A will can only be said to be legally valid and enforceable when the testator gives the confirmation regarding the same and ultimately approves it. For the same, the will requires the testator's signature and in addition to the same, it is fairly common for multiple witnesses to also sign the document. This is done to guarantee the will's veracity in court by validating it and ensuring that it satisfies all legal requirements. This step is essential for avoiding conflicts and guaranteeing the seamless fulfillment of the testator's ultimate desires.

By thoroughly examining and incorporating these factors, the testator can craft a precise and legally valid document that successfully communicates their ultimate desires and reduces the likelihood of any confusion or disagreements among beneficiaries. This comprehensive method guarantees that the testator's wishes are respected, offering reassurance and protection for their family members.

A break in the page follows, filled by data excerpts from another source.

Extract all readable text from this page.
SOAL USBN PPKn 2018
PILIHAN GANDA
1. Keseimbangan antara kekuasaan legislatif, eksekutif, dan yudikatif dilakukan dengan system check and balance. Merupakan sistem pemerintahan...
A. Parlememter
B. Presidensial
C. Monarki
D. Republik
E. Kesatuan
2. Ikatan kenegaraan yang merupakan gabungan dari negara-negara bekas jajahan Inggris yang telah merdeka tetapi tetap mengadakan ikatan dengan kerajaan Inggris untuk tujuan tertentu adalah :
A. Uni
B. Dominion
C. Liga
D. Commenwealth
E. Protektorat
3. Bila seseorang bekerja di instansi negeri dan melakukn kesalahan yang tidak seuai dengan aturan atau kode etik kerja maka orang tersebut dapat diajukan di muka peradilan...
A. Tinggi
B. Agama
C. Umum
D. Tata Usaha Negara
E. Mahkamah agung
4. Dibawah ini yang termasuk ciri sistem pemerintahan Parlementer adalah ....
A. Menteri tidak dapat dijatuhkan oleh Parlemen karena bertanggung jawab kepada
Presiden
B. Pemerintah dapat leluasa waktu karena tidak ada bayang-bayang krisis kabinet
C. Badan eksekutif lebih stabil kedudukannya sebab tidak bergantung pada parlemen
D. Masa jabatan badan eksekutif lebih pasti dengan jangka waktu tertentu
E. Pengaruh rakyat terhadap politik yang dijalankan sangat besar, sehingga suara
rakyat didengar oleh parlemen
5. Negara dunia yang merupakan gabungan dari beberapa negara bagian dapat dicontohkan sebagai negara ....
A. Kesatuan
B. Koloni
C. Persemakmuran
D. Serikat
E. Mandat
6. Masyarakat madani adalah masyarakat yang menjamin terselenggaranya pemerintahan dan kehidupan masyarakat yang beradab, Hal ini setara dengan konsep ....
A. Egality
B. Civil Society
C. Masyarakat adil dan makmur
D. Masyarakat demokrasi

Preliminary Considerations

In order to avoid any potential confusion among the persons or family members, the testator must precisely define and explain all sorts of property while creating a will when it comes to the specifics of the estate or inheritance. A detailed description of any immovable property, such as homes, businesses, or residential sites, together with all of their addresses and any other relevant identifying information, must be provided. 
These sorts of information and understanding are crucial in ensuring that the inheritance or estate being passed on is fully recognized and the testator's desires are well known by the recipients. Moreover, this also diminishes the probability of any potential ambiguity among the people or family members.
Furthermore, there is a need to give a detailed and accurate report of the testator's movable property too. Such moveable property includes things like jewels, cars, furniture, artwork, and other similar personal possessions. Also, it's critical to give precise information on movable assets like cash, stocks, and other investments.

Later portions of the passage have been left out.